Yorkshire Ambulance Service issues public plea amid concerns long waiting times are putting lives at risk
People are waiting longer for ambulances to arrive in Yorkshire than almost anywhere else in the country, new figures show.
Yorkshire Ambulance Service' s average response time for the most urgent ‘category one’ calls to help people with life-threatening illnesses or injuries such as those going into cardiac arrest during October was 11 minutes and 4 seconds, new statistics show.
That is well over the seven-minute target time and is the second longest of any ambulance trust, behind only South Western Ambulance Service, data published by NHS England on Thursday, November 11 reveals.
The trust also took an average of nearly three minutes – 166 seconds, to be precise – to answer calls made during the period.
That’s longer than callers were left waiting on the phone to any other trust, ahead of South Western Ambulance Service on 133 seconds, with no other trust having an average caller waiting time of longer than 100 seconds.

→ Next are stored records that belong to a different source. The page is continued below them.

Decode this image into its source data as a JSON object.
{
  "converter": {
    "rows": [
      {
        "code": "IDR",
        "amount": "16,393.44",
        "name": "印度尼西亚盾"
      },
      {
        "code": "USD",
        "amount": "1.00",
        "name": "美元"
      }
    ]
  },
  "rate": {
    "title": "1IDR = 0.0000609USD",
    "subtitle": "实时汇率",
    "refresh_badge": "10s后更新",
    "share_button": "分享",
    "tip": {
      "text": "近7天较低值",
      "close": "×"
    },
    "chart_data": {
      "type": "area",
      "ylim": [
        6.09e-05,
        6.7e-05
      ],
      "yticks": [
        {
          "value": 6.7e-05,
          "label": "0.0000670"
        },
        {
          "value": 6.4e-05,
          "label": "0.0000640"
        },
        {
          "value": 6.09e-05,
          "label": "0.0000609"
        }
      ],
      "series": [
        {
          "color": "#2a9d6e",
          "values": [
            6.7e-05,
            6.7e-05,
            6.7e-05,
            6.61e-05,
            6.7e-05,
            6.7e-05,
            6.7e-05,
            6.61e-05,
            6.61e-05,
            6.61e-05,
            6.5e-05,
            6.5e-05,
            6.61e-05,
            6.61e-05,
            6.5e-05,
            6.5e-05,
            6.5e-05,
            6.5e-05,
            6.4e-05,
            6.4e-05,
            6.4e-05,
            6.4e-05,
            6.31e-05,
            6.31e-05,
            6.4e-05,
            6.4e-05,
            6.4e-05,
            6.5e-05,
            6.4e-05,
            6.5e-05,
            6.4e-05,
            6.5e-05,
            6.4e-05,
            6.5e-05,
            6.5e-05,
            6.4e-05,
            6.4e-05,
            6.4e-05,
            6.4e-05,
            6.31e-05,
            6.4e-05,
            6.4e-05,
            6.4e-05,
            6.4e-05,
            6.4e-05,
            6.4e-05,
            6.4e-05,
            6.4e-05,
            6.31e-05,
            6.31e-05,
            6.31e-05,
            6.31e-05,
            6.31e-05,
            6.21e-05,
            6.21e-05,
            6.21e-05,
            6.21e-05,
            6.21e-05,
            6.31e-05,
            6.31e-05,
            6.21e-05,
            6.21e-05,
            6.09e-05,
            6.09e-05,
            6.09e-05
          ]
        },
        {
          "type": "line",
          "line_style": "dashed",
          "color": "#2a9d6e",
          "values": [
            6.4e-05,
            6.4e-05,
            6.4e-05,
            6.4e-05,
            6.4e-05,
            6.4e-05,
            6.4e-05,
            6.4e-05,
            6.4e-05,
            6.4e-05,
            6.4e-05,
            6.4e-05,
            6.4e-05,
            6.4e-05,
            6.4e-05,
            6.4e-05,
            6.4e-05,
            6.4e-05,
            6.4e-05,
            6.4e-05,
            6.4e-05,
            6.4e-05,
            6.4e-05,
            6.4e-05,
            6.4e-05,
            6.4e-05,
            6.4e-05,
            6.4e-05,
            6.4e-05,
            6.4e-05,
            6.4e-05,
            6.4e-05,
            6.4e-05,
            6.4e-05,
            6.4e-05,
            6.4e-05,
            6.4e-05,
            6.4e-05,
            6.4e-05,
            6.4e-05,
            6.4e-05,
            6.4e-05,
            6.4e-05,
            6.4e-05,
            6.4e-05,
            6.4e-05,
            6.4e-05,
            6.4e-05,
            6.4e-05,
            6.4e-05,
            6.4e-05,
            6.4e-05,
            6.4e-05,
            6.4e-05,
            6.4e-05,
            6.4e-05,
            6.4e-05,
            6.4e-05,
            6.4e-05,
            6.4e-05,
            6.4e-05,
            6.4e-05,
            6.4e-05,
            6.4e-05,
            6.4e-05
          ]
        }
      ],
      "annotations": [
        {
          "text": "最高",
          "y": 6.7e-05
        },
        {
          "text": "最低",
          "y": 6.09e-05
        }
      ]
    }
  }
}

Richard Webber, a spokesman for the College of Paramedics and a working paramedic, told the BBC patients across the country were being put at risk because they were waiting so long.
He said: “Every day services are holding hundreds of 999 calls with no-one to send.
“The ambulance service is simply not providing the levels of service they should - patients are waiting too long and that is putting them at risk.”
The latest NHS figures show Yorkshire Ambulance Service received 108,746 calls last month compared with 83,505 in October 2019, before the Covid pandemic – an increase of 30 per cent.
A spokesperson for the trust said: “We are continuing to experience high demand for our services and we constantly monitor the situation.
“Our dedicated staff are working very hard to make sure patients can get the care they require and we continue to work closely with NHS partners in Yorkshire and the Humber to ensure there is a joined-up approach to patient care.
“We continue to remind the public to help us by only calling 999 in serious or life-threatening emergencies to allow us to focus our efforts on our most poorly patients.”
Yorkshire Ambulance Service performed better last month when it came to response times for category two (emergency) and category three (urgent) calls.
It took 43m40s on average to reach category two patients, which include those who have suffered heart attacks, strokes and burns, which was shorter than the England-wide mean of 53m54s but outside the 18-minute target.
And it took 2h22m to get to category three patients, which was less than the national average of 3h10m but longer than the two-hour target.
In June, The Star reported how a teenage footballer waited seven hours in agony for an ambulance after dislocating his knee.
The NHS Confederation told the BBC the ambulance service was dealing with ‘normal winter pressures’ coupled with a ‘huge amount of pent-up demand’ which had built up during the pandemic.
The Star contacted NHS England which has yet to respond.
Professor Stephen Powis, medical director of the NHS in England, said the ambulance service had had to handle its highest ever number of 999 calls in a single month and praised staff for going ‘above and beyond’.